Paul emphasizes in Romans 4 that because it is by faith, it must also be in accordance with grace in verse 16 as the means by which believers in Christ receive the benefits of these promises. For it was Abraham who pioneered the way for all believers in Christ to live by faith, as if God’s promises would come true. His faith did not waver because he held on to the promise that he and Sarah would have a child of their own, even though it was physically impossible. It would happen because God said it would happen. The only unanswered question was when! Verse 21 tells us that Abraham became fully assured or persuaded that when God promises something, it undoubtedly will happen. His faith becomes our faith by believing that Jesus, the seed is the Christ, that He accomplished full payment for our sins (speaks of worthiness), and that He is coming back to set things straight for the church and the Jews.

In Hebrews 11:1, “Now faith is the assurance of things hoped for, the conviction of things not seen”. It tells us that God’s unanswered promises will come true and that He is not lying about what He says He has already accomplished. The Greek word for conviction is “elegchos” and it means certain persuasion. Just like Abraham, believers in Christ become “fully assured that what God had promised, He was able also to perform” (Romans 4:21). This quality of faith can only happen once one believes that the promised event is possible and that the One promising it can and will accomplish it.
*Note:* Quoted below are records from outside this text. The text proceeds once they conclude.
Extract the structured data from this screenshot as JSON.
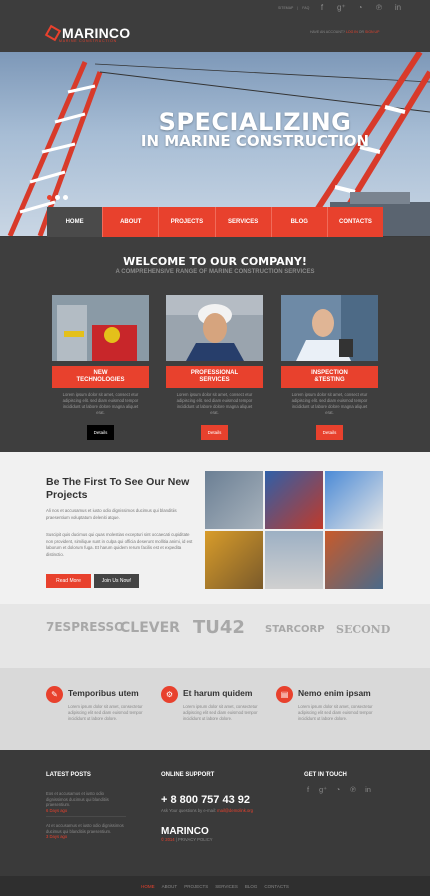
{
  "header": {
    "logo_text": "MARINCO",
    "logo_tag": "MARINE CONSTRUCTION",
    "toplinks": [
      "SITEMAP",
      "|",
      "FAQ"
    ],
    "social_icons": [
      "facebook-icon",
      "google-plus-icon",
      "rss-icon",
      "pinterest-icon",
      "linkedin-icon"
    ],
    "account_prefix": "HAVE AN ACCOUNT?",
    "account_login": "LOG IN",
    "account_or": "OR",
    "account_signup": "SIGN UP"
  },
  "hero": {
    "title_line1": "SPECIALIZING",
    "title_line2": "IN MARINE CONSTRUCTION",
    "dots": 3,
    "active_dot": 0
  },
  "nav": {
    "items": [
      "HOME",
      "ABOUT",
      "PROJECTS",
      "SERVICES",
      "BLOG",
      "CONTACTS"
    ],
    "active": "HOME"
  },
  "welcome": {
    "title": "WELCOME TO OUR COMPANY!",
    "subtitle": "A COMPREHENSIVE RANGE OF MARINE CONSTRUCTION SERVICES",
    "cards": [
      {
        "title1": "NEW",
        "title2": "TECHNOLOGIES",
        "desc": "Lorem ipsum dolor sit amet, consect etur adipiscing elit. sed diam euismod tempor incididunt ut labore dolore magna aliquet erat.",
        "button": "Details",
        "button_color": "#000000"
      },
      {
        "title1": "PROFESSIONAL",
        "title2": "SERVICES",
        "desc": "Lorem ipsum dolor sit amet, consect etur adipiscing elit. sed diam euismod tempor incididunt ut labore dolore magna aliquet erat.",
        "button": "Details",
        "button_color": "#e8412d"
      },
      {
        "title1": "INSPECTION",
        "title2": "&TESTING",
        "desc": "Lorem ipsum dolor sit amet, consect etur adipiscing elit. sed diam euismod tempor incididunt ut labore dolore magna aliquet erat.",
        "button": "Details",
        "button_color": "#e8412d"
      }
    ]
  },
  "projects": {
    "title": "Be The First To See Our New Projects",
    "para1": "Ali nos et accusamus et iusto odio dignissimos ducimus qui blanditiis praesentium voluptatum deleniti atque.",
    "para2": "Suscipit quis ducimus qui quas molestias excepturi sint occaecati cupiditate non provident, similique sunt in culpa qui officia deserunt mollitia animi, id est laborum et dolorum fuga. Et harum quidem rerum facilis est et expedita distinctio.",
    "read_more": "Read More",
    "join_us": "Join Us Now!"
  },
  "clients": [
    "7ESPRESSO",
    "CLEVER",
    "TU42",
    "STARCORP",
    "SECOND"
  ],
  "features": [
    {
      "icon": "wrench-icon",
      "title": "Temporibus utem",
      "text": "Lorem ipsum dolor sit amet, consectetur adipiscing elit sed diam euismod tempor incididunt ut labore dolore."
    },
    {
      "icon": "gear-icon",
      "title": "Et harum quidem",
      "text": "Lorem ipsum dolor sit amet, consectetur adipiscing elit sed diam euismod tempor incididunt ut labore dolore."
    },
    {
      "icon": "document-icon",
      "title": "Nemo enim ipsam",
      "text": "Lorem ipsum dolor sit amet, consectetur adipiscing elit sed diam euismod tempor incididunt ut labore dolore."
    }
  ],
  "footer": {
    "latest_posts_title": "LATEST POSTS",
    "posts": [
      {
        "text": "Eos et accusamus et iusto odio dignissimos ducimus qui blanditiis praesentium.",
        "date": "6 Days ago"
      },
      {
        "text": "At et accusamus et iusto odio dignissimos ducimus qui blanditiis praesentium.",
        "date": "3 Days ago"
      }
    ],
    "online_support_title": "ONLINE SUPPORT",
    "phone": "+ 8 800 757 43 92",
    "phone_sub_prefix": "Ask Your questions by e-mail:",
    "email": "mail@demolink.org",
    "logo": "MARINCO",
    "copyright_year": "© 2014",
    "privacy": "| PRIVACY POLICY",
    "get_in_touch_title": "GET IN TOUCH",
    "bottom_nav": [
      "HOME",
      "ABOUT",
      "PROJECTS",
      "SERVICES",
      "BLOG",
      "CONTACTS"
    ],
    "bottom_active": "HOME"
  },
  "colors": {
    "accent": "#e8412d",
    "dark": "#3a3a3a"
  }
}
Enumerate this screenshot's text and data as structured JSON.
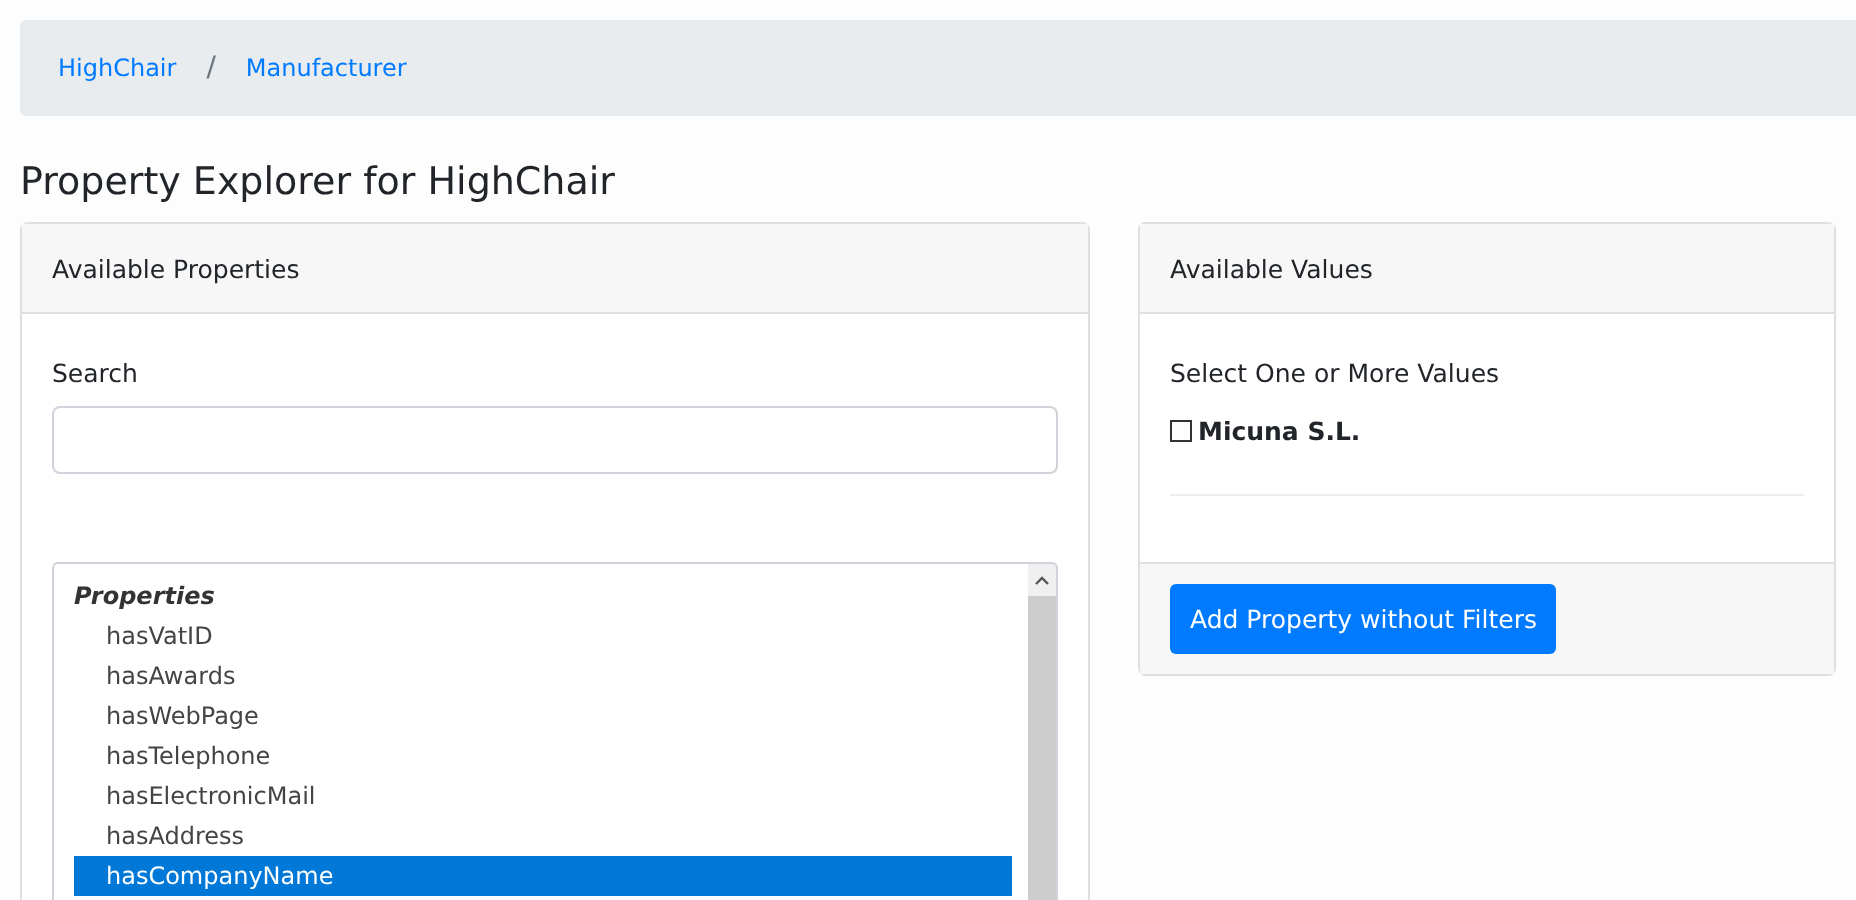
{
  "breadcrumb": {
    "items": [
      "HighChair",
      "Manufacturer"
    ],
    "separator": "/"
  },
  "title": "Property Explorer for HighChair",
  "properties_card": {
    "header": "Available Properties",
    "search_label": "Search",
    "list": {
      "group": "Properties",
      "items": [
        {
          "label": "hasVatID",
          "selected": false
        },
        {
          "label": "hasAwards",
          "selected": false
        },
        {
          "label": "hasWebPage",
          "selected": false
        },
        {
          "label": "hasTelephone",
          "selected": false
        },
        {
          "label": "hasElectronicMail",
          "selected": false
        },
        {
          "label": "hasAddress",
          "selected": false
        },
        {
          "label": "hasCompanyName",
          "selected": true
        }
      ]
    }
  },
  "values_card": {
    "header": "Available Values",
    "prompt": "Select One or More Values",
    "values": [
      {
        "label": "Micuna S.L.",
        "checked": false
      }
    ],
    "button": "Add Property without Filters"
  }
}
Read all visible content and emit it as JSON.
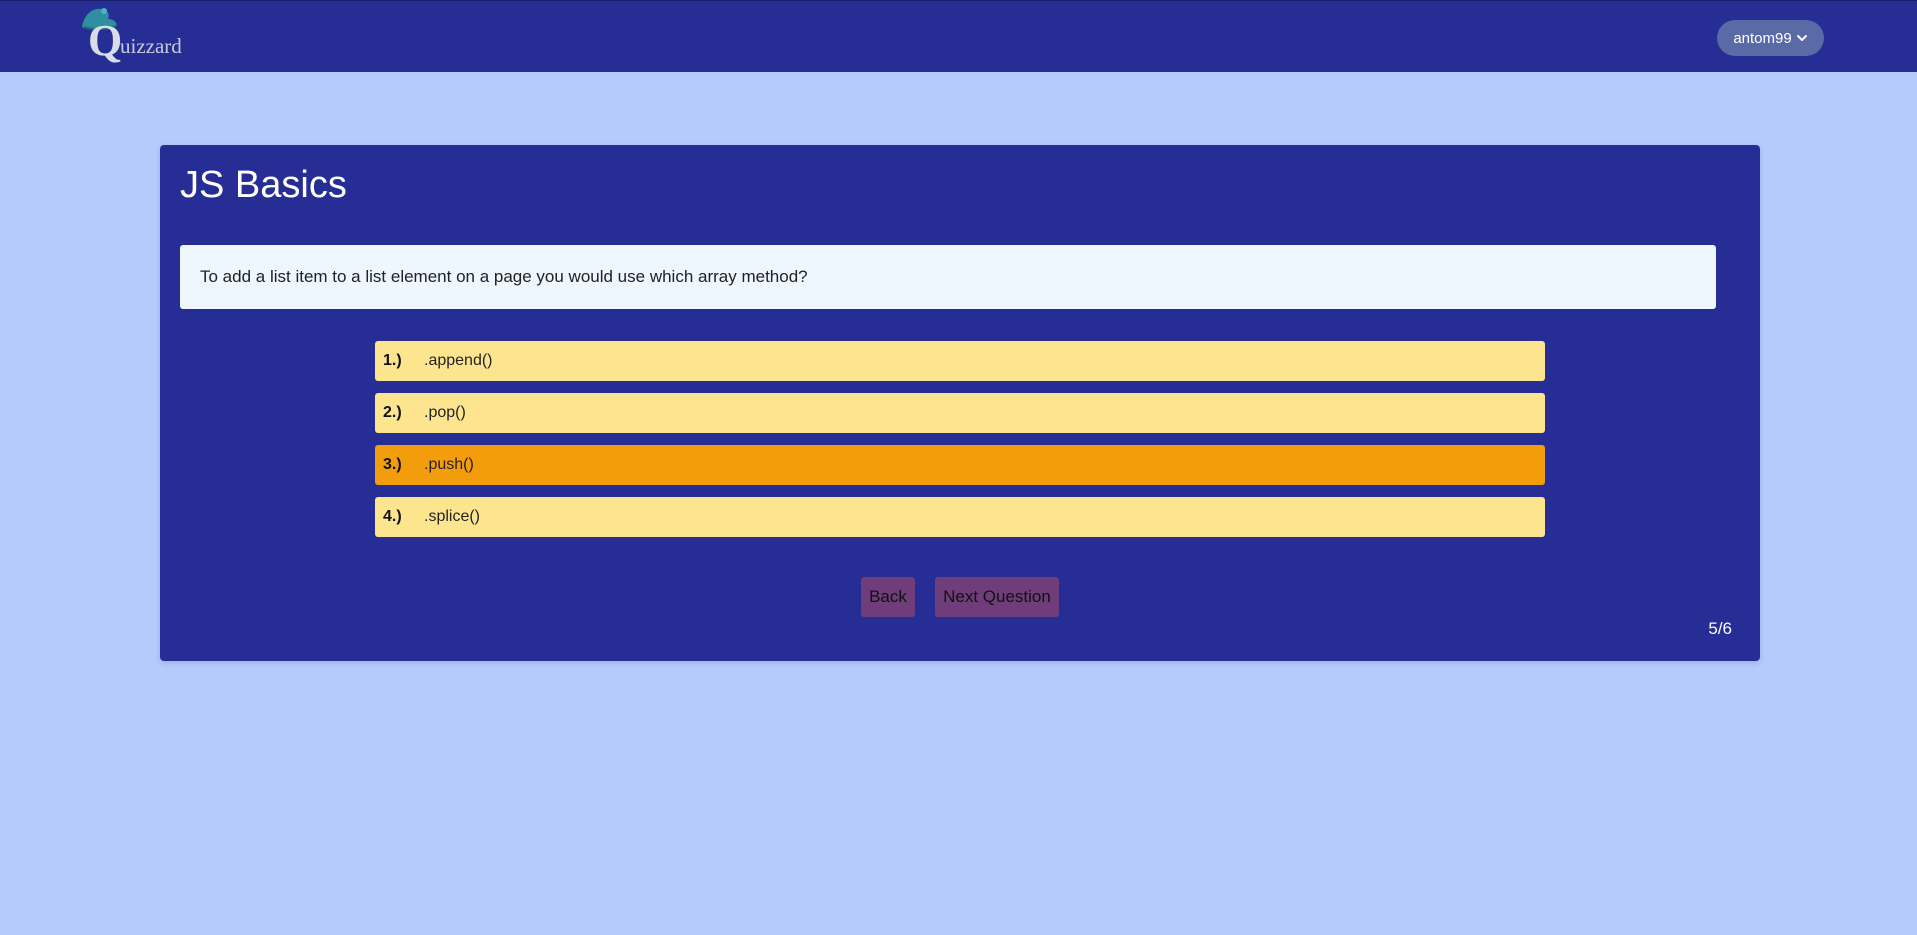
{
  "header": {
    "logo": {
      "initial": "Q",
      "rest": "uizzard",
      "icon": "wizard-hat-icon"
    },
    "user_menu": {
      "label": "antom99",
      "icon": "chevron-down-icon"
    }
  },
  "quiz": {
    "title": "JS Basics",
    "question": "To add a list item to a list element on a page you would use which array method?",
    "answers": [
      {
        "number": "1.)",
        "text": ".append()",
        "selected": false
      },
      {
        "number": "2.)",
        "text": ".pop()",
        "selected": false
      },
      {
        "number": "3.)",
        "text": ".push()",
        "selected": true
      },
      {
        "number": "4.)",
        "text": ".splice()",
        "selected": false
      }
    ],
    "back_label": "Back",
    "next_label": "Next Question",
    "progress": "5/6"
  },
  "colors": {
    "page_background": "#b5cbfc",
    "navbar": "#262e95",
    "card": "#262e95",
    "answer": "#fde58f",
    "answer_selected": "#f49d0c",
    "button": "#6e3d7a",
    "user_button": "#5a6aa6"
  }
}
He must believe in the character of the One making the promises, that He will be faithful even when the believer is not (2Timothy 2:13).

Children of the promise

Paul tells us in Galatians 4:28 that, like Isaac, we are children of promise. He tells us that we must not become offspring of the standards of righteousness achieved by human effort, but only by putting our full confidence in the righteousness of Jesus Christ can we receive our promised inheritance. Works programs do not afford us any benefits with God. In fact, Romans 9:6-8 tells us that not all Israel are considered children of God, but only those who are children of the promise. We must learn not to be influenced by those who hold onto the works of the Law as a means of righteousness, but “cast out” those who would negatively influence our walk of faith by grace. 

One of the most important lessons a believer in Christ must learn is how to wait. When God doesn’t act as quickly as we would like, we get anxious and want to take matters into our own hands. But 2Peter 3:9 says that, “The Lord is not slow about His promise, as some count slowness, but is patient toward you, not wishing for any to perish but for all to come to repentance”. He wants us to exercise patience and he will reward that patience as James 1:12 says, “Blessed is a man who perseveres under trial”. We are to look for the “blessed hope and the appearing of the glory of our great God and Savior (Titus 2:13) and “walk by faith and not by sight” (2Corinthians 5:7).